After cutting through the wood, I switched the router to a 1/2" bit and, with the same guides, routed just 8 mm deep to make a ledge for the insert.

Then cutting in from the side with my table saw to make a slot for getting the bandsaw blade in and out.

With the table loosely placed on the trunnions, I positioned it so that the blade is centered in the hole side-to-side, but towards the back of the hole front-to-back. I just need enough room behind the blade to make sure it doesn't hit the back of the hole. But its useful to have more room front of the blade guides, especially for getting wide blades in and out. For blade changes, the blade needs to pull out of the guides and turn 90 degrees before I can move it through the slot on the side.

Then marking where the trunnions ended up on the table.

After that I marked a line front to back on the bottom of the table, lined up with the center of the insert hole. I made sure the trunnion was positioned centered on this line and perpendicular to it, and tapped the mounting screws to make divots.

I used those divots to drill small pilot holes for the screws.

Then screwing on the trunnion.

Then the back trunnion. Though I forgot to put the bolts into the trunnion before screwing them on, so I had to take them off again to get the bolt in.

With the table on the bandsaw, I could only tilt it so far before hitting the lower blade guide, so I marked where the blade guide hits.

I cut a corner off the lower blade guide block to make it protrude less.

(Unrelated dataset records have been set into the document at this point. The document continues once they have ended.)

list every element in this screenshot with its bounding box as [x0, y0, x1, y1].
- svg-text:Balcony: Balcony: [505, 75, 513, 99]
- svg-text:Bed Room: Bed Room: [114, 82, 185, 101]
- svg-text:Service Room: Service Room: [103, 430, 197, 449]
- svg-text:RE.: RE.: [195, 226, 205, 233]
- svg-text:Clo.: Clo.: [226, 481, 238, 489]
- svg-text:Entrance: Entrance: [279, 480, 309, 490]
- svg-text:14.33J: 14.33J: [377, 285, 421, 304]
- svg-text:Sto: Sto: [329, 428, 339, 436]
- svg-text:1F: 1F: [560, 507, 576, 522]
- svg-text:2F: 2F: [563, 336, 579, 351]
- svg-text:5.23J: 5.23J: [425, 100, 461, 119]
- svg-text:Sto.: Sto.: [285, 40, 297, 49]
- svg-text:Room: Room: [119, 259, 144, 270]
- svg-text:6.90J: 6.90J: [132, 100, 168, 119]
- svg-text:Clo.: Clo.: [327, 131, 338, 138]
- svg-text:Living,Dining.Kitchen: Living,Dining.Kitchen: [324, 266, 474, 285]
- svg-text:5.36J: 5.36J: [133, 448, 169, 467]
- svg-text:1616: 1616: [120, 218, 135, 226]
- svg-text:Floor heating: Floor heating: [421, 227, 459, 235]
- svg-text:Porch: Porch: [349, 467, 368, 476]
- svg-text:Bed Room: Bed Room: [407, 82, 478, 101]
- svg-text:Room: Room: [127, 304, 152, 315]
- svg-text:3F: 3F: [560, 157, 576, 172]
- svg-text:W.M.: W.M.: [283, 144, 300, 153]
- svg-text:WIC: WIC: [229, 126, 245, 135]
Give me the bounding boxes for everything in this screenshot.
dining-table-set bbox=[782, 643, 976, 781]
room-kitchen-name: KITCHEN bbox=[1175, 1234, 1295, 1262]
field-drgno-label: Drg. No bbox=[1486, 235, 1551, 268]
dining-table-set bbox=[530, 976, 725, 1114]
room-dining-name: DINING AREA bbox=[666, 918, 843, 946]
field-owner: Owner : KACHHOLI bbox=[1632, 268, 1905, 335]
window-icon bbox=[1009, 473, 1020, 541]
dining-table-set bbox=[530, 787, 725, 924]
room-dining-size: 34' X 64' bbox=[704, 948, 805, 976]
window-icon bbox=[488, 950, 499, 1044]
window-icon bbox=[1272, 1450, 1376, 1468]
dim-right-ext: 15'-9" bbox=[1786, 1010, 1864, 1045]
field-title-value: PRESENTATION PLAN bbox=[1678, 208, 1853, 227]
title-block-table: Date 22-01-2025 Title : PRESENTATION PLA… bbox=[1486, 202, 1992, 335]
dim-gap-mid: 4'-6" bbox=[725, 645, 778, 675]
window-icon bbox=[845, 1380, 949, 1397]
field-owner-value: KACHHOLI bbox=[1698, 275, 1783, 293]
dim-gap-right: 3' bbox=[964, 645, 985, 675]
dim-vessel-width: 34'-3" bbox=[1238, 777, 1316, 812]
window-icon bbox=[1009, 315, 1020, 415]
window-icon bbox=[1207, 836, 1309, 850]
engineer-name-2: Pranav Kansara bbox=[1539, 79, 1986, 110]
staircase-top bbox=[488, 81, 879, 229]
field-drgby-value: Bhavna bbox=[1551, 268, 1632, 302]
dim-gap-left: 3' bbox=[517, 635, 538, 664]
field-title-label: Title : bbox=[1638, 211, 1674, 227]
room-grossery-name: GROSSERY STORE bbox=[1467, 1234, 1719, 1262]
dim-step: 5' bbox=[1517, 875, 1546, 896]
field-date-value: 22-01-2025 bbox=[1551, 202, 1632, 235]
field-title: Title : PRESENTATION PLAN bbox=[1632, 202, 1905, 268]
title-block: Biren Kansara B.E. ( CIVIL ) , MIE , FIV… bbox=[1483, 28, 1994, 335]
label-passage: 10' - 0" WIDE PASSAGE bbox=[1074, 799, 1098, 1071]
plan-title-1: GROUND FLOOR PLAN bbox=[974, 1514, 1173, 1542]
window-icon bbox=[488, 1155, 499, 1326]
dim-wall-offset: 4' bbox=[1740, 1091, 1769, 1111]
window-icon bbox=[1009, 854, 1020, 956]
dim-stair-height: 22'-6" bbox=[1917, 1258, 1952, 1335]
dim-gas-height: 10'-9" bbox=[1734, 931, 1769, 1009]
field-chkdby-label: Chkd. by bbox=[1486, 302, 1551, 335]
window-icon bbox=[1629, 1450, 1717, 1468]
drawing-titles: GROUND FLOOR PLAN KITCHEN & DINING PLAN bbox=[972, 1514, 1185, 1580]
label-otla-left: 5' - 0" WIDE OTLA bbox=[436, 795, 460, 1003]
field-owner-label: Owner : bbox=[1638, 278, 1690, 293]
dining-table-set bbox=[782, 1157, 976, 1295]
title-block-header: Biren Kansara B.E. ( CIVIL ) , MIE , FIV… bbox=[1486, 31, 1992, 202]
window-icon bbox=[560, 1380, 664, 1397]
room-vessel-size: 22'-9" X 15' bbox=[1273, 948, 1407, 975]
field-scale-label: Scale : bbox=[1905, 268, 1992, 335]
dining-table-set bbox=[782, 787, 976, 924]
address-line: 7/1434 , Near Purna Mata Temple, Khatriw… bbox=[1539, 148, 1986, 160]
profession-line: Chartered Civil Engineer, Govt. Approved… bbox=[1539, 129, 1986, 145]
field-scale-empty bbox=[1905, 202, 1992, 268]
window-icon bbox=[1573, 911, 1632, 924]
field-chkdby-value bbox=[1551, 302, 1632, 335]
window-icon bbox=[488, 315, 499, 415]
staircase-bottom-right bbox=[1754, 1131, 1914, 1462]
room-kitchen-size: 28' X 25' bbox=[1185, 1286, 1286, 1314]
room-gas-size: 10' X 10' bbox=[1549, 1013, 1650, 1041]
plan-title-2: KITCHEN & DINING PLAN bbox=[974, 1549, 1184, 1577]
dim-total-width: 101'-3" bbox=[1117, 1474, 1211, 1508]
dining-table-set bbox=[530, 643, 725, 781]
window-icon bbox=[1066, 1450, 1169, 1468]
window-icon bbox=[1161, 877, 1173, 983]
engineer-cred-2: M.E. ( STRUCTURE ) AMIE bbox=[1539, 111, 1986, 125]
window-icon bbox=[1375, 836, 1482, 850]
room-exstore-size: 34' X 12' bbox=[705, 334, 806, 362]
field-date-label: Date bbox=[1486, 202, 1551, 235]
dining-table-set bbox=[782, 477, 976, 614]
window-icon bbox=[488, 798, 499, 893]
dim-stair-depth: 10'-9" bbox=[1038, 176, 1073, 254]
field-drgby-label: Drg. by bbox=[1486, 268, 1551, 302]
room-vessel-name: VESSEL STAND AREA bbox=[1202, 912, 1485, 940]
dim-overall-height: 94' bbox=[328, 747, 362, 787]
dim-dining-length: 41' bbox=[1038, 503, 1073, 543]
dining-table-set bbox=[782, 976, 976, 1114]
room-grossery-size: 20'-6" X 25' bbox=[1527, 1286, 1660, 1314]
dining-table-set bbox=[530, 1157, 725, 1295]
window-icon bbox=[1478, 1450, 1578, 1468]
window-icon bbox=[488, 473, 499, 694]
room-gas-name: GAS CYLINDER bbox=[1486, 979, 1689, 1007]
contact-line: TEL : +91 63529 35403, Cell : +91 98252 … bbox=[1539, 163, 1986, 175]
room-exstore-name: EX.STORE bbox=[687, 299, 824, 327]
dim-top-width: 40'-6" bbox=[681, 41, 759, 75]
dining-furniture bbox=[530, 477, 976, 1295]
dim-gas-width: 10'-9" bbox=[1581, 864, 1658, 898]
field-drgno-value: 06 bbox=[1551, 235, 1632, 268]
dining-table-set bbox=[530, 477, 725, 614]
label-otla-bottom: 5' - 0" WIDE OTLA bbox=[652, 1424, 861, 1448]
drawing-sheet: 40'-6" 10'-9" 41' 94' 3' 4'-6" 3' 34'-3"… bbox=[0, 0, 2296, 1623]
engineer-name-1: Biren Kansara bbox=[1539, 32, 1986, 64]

I also routed a cavity in the bottom of the table where the blade guide hit.

Also cutting a corner off the lower blade guide body. This cut is actually in my bandsaw plans, but I neglected to make it when I made the lower blade guide.

It took about ten iterations of fitting and cutting away more material until I was able to tilt the table fully to 45 degrees.

Of course, I have the shape of that cavity marked in the plans, but it can be better to just see how things fit and make them fit, so I don't end up cutting away more material than necessary.

I then cut out a rectangular piece of baltic birch plywood to serve as an insert. I cut the slot in that one by letting the saw run and sliding it into place. Though it's best to widen the slot a bit where the blade goes through so it won't kink the blade when the table is tilted.

With the bandsaw fully functional at this point, I made some star knobs for the trunnions and the upper blade guide column.

It seems I always made knobs with either three or five points, but when I made these clamps I used some bolts with knobs already on them, and those knobs have four points. I quite liked the feel of the four pointed knobs when turning them, so I changed my knob templates for this saw to be four points instead of five.

Finishing the shape on the sander. I had to switch to a hand held belt sander to sand the inside radius of the knobs, as the rollers on my belt sander were a little bit bigger.

A 14 mm hole was just right for pressing a coupler nut for 3/8" bolts into to make a threaded knob. Threaded knobs are surprisingly expensive to buy, but a coupler nut pressed into a piece of plywood makes a quick, cheap and sturdy threaded knob.

And now my trunnions have nice knobs for locking them.